Из вышеизложенного следует, что отказ от проведения трёхколонной вертебротомии и применение (в клиническом примере 1) стабилизации позвоночника 360° с минимальной коррекцией деформации и минимальной зоной декомпрессии в условиях Halo-pelvic тракции, а также (в клиническом примере 2) только дорсальной фиксации деформации позвоночника, но с многоуровневой заднебоковой декомпрессией спинного мозга в совокупности позволили добиться регресса неврологического дефицита с восстановлением функциональной активности пациентов с минимальным риском неврологических послеоперационных осложнений.

ЗАКЛЮЧЕНИЕ

При планировании хирургического доступа, зоны резекции и точек установки транспедикулярных винтов индивидуальные анатомические модели могут играть ключевую роль в принятии решения о тактике операции. Использование моделей повышает точность предоперационного планирования, точность определения зоны резекции костных структур позвоночника для обеспечения достаточной декомпрессии миелорадикулярных структур. Пространственное представление положения миелорадикулярных структур снижает риск их повреждения при проведении резекции и установке металлоконструкции. В совокупности это позволяет персонализировать зону декомпрессии. Эффективность такого подхода в конечном итоге приводит к главной цели хирургического вмешательства — регрессу неврологического дефицита с качественным функциональным результатом.
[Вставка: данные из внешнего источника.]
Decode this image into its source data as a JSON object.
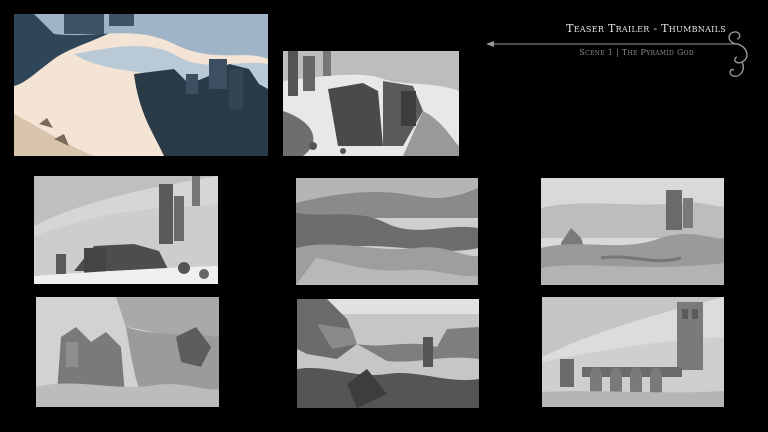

Преимущества 3D-печатной модели для хирургического планирования связаны с реалистичным анатомическим представлением о патологических участках, что помогает лучше и полнее понимать сложную анатомию, траектории проведения и установки винтов, место и объём декомпрессии, необходимую зону декомпрессии.

При тяжёлых деформациях шейно-грудного отдела позвоночника рекомендовано выполнение спондилодеза 360°. Если для осуществления дорсальной стабилизации у таких пациентов применение стандартизированных имплантатов является оптимальным, то для выполнения вентральной стабилизации использование стандартизированных пластин в ряде случаев связано со значительными техническими сложностями либо вовсе является невозможным. Изготовление индивидуальных пластин для вентральной стабилизации позволяет осуществлять фиксацию у пациентов с деформациями практически любой сложности.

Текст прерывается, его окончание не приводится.